Generative AI has grown fast, powering tools used in offices, homes, and classrooms around the world. But experts warn that these systems often fail communities whose languages and cultures are poorly represented online. Poor performance in local languages has slowed down adoption in regions where digital access is already uneven.
A new Microsoft Research initiative, Project Gecko, aims to close these gaps. Led by teams in Africa, India, and the United States, the project focuses on building cost-effective AI systems that work for people outside the world’s major data corridors. The goal is simple but ambitious: create AI that speaks local languages, understands cultural context, and works across text, speech, and video.

At the center is the MultiModal Critical Thinking Agent, or MMCTAgent, a system that analyzes speech, images, and video to deliver grounded, context-rich answers. MMCTAgent is now available through Azure AI Foundry Labs, with open-source code on GitHub. While the announcement highlights Microsoft’s wider push for equitable AI, the deeper signal for experts is that multimodal, domain-specific models may be the future of scaling AI beyond high-resource markets.
Agriculture as the First Test Bed
The team chose agriculture as its starting point.

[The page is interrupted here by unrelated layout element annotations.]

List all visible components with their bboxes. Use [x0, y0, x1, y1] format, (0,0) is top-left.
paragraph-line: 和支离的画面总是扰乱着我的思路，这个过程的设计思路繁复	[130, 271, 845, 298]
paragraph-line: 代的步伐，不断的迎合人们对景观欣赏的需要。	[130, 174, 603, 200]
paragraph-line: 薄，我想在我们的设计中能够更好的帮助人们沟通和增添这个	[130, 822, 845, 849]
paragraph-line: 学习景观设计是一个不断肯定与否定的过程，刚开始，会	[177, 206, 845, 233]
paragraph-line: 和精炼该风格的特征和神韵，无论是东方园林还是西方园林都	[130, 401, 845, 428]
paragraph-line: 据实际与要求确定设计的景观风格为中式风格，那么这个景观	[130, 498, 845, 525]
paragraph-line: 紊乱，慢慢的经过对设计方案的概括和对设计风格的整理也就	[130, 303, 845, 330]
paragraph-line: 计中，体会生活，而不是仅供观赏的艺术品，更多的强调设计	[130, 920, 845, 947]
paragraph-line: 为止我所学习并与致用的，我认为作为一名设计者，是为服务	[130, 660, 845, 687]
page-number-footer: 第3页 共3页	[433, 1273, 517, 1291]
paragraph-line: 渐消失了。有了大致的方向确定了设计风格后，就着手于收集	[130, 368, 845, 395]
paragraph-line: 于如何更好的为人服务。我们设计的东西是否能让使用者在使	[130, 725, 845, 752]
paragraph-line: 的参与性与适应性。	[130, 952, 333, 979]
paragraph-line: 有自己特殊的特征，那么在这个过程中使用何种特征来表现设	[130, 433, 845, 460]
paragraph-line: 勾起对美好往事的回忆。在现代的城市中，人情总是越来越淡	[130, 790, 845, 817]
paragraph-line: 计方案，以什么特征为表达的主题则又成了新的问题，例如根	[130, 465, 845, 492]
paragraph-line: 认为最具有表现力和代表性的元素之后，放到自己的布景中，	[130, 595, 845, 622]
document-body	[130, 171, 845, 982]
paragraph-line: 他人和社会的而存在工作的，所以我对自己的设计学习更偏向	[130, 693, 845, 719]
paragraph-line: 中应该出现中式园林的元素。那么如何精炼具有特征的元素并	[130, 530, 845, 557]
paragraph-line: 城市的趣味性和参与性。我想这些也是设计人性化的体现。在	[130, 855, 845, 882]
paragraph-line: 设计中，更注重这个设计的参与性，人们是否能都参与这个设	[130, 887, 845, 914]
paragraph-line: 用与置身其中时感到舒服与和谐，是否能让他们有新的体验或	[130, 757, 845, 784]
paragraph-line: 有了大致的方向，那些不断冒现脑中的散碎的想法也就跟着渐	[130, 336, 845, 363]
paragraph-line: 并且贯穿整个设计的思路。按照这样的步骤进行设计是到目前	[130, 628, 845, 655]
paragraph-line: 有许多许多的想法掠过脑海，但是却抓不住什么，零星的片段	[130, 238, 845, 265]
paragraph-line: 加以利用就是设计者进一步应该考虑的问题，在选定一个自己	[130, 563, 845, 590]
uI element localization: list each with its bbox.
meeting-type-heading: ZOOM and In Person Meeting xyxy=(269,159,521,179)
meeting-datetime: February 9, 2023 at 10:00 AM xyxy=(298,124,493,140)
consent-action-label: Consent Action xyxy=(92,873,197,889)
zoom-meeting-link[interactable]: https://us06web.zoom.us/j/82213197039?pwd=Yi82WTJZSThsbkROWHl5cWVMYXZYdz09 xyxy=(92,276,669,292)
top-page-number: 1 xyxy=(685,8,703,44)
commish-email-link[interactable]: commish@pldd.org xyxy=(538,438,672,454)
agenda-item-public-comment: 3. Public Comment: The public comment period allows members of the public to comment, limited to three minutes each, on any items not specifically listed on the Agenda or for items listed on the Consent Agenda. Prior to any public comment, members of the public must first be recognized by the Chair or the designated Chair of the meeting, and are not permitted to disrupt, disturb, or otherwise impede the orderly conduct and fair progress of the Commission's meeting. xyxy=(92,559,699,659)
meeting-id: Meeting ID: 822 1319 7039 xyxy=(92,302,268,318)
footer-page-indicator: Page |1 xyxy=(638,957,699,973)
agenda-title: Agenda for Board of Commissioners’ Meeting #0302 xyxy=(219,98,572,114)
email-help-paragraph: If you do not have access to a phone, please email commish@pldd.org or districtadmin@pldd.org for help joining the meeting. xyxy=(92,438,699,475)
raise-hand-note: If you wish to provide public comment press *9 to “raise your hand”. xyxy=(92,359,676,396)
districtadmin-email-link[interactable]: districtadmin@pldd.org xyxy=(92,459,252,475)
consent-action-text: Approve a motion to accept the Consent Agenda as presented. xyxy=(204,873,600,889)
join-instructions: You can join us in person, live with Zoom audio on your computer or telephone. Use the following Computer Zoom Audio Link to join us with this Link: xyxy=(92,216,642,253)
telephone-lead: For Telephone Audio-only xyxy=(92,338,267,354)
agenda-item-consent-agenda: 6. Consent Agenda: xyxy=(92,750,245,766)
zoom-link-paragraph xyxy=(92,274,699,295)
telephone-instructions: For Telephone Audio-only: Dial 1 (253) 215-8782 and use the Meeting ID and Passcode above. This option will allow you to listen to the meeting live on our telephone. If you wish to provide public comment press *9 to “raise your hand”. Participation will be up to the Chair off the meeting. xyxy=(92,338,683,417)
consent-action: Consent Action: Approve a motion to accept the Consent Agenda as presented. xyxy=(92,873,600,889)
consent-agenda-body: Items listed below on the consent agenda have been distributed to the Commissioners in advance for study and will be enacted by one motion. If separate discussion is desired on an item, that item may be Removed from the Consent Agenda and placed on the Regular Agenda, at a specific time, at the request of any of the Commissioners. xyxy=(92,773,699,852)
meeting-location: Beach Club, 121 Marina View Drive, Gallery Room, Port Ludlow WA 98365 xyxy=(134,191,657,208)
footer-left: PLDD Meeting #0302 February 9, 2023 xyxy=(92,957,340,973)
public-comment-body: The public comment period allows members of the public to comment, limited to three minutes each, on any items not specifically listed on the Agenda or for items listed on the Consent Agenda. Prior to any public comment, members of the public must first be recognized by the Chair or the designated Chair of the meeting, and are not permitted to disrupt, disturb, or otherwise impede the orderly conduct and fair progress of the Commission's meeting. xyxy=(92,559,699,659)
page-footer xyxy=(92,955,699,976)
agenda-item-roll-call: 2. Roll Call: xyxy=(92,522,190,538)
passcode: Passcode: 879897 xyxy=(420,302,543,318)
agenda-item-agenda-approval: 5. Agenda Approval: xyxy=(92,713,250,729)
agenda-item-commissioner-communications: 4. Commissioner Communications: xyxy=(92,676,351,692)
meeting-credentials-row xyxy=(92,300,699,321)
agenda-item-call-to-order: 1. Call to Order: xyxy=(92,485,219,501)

In countries like Kenya and India, farming remains a major economic driver, but linguistic diversity often makes digital tools hard to use. Farmers switch between multiple languages and rely heavily on oral and visual guidance. Because most global AI models were trained mainly in English, they often produce incomplete or inaccurate responses.
Project Gecko builds on Digital Green’s FarmerChat platform, which hosts more than 10,000 community-generated agricultural videos in over 40 languages. With Gecko, a farmer can now ask a question aloud in Kikuyu or Kalenjin and receive an answer through text, audio, or a video clip that jumps directly to the relevant moment.
To support this, engineers built new speech recognition and text-to-speech tools for languages such as Swahili, Dholuo, Maa, and Somali, using a 3,000-hour Kenyan speech dataset. Small language models help the system run on low-cost devices common in rural areas.
Field studies in Kenya and India show higher accuracy, improved trust, and better ease of use than generic AI systems. For researchers, the early results offer a key lesson: locally grounded data, not scale alone, may be the most powerful driver of AI impact.
Project Gecko will expand next into health and education. A multilingual playbook for developers is also underway, signaling a shift toward AI systems built from the ground up for the global majority.